Sí, está lo de ir a un debate, cualquiera, donde el muñeco tenga que decir y contestar y rebatir, y no sólo tocar el bandoneón

Sí, está lo de ir a un debate, cualquiera, donde el muñeco tenga que decir y contestar y rebatir, y no sólo tocar el bandoneón. Y luego está con quién debatir. El cara a cara con Casado, que desde el Congreso acribilla sin papeles, sería como el combate del campeón fondón contra el joven aspirante con hambre, the eye of the tiger. Peligroso también debatir con Rivera, con más labia y más argumento, y motivado por el abismo de la indecisión en su electorado y por su convicción de ver en Sánchez no el antipatriotismo sino la antipolítica de un vaquero de rodeo que hace de presidente. Con Abascal sería aceptar el lugar de la extrema derecha, pero con el miedo de que hasta sus argumentos de mesón medieval le desarmaran. Hasta sería difícil Iglesias, que necesita recuperar los votantes que se le están yendo por el voto útil y su crisis de legitimidad burguesa, y que lo trataría de “izquierdita cobarde”.

Sánchez prefiere quedarse con el club de fans de beso en la foto y en la servilleta, con la imagen de perfume de rosas. Sánchez no quiere debatir porque lo suyo no se decide en el debate, en el argumento, en la idea, en la propuesta, sino en los reflejos dorados que pueda ofrecer su imagen ante una derechona hecha de hienas de dibujos animados. Está en el mejor sitio, La Moncloa, con albornoz y botón de camareros y de decretos leyes.
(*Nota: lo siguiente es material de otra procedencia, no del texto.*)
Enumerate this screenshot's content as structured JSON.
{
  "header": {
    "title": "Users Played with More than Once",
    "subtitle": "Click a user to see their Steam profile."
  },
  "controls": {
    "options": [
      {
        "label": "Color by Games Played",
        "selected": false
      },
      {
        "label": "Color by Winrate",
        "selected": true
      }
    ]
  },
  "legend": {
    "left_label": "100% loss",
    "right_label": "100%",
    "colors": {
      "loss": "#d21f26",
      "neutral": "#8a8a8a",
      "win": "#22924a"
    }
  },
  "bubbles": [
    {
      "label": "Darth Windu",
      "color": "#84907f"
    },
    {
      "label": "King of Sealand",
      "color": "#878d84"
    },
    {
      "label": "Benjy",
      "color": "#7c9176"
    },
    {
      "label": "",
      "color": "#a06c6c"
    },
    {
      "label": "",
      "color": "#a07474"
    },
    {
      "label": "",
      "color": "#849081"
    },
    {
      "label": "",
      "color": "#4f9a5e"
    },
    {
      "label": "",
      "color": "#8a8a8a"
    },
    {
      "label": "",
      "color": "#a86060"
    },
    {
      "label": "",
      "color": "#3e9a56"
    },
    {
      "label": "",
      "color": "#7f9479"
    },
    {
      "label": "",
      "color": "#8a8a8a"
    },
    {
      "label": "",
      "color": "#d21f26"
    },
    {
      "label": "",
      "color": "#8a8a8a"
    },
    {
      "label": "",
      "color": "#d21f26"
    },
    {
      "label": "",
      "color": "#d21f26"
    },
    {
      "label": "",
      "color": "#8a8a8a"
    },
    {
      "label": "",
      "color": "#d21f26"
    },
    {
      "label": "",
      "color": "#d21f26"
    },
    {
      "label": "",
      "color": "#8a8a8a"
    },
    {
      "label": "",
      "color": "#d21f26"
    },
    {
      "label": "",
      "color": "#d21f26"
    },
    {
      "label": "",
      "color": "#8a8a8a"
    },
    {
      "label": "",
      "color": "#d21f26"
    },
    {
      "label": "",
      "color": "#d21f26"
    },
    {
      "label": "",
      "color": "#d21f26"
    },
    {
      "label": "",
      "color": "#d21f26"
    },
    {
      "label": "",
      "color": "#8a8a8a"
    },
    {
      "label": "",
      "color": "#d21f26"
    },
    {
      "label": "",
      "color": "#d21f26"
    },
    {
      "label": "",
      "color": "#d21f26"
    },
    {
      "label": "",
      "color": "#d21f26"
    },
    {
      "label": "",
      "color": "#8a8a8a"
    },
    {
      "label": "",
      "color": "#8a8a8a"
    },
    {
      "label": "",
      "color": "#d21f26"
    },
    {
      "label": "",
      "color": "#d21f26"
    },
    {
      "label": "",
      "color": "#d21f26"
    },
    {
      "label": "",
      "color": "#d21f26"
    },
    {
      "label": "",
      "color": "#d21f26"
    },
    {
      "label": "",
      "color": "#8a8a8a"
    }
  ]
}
Fuera está la jauría de las palabras, de la realidad, de lo que él mismo ha hecho y dejado de hacer, de la confrontación política adulta. Pero todavía puede hacer fuegos artificiales desde el balcón, para la niñez política de España.

Ahí estará pensado su gabinete si asume que un pelele no está para debates en uno de los momentos más importantes de la historia de nuestra democracia. Si sale a pelear por todo eso que considera tan importante, derechos, valores, la esencia misma de la democracia, o se queda en ese olor de laca de uñas y ese tacto tranquilizador y satisfecho de seda en el pernil. Su gabinete, dice Sánchez, será el que pensará si presentar al campeón como un gobernante de carne y verbo o de mentón de cristal. Si dejar que lo veamos hacer política en vez de bici estática o, admitiendo que la cosa es imposible, esconderlo en casa en una como cestita para la colada o la mascota. Ni siquiera Sánchez lo aclara. “El gabinete, qué me mandará a hacer Iván Redondo”, piensa Sánchez en albornoz mirando el teléfono del baño, húmedo de progreso y sérum facial… “Pero qué necesidad hay de un debate, a ver…”, le contesta el espejo, apayasado de vapor y pereza.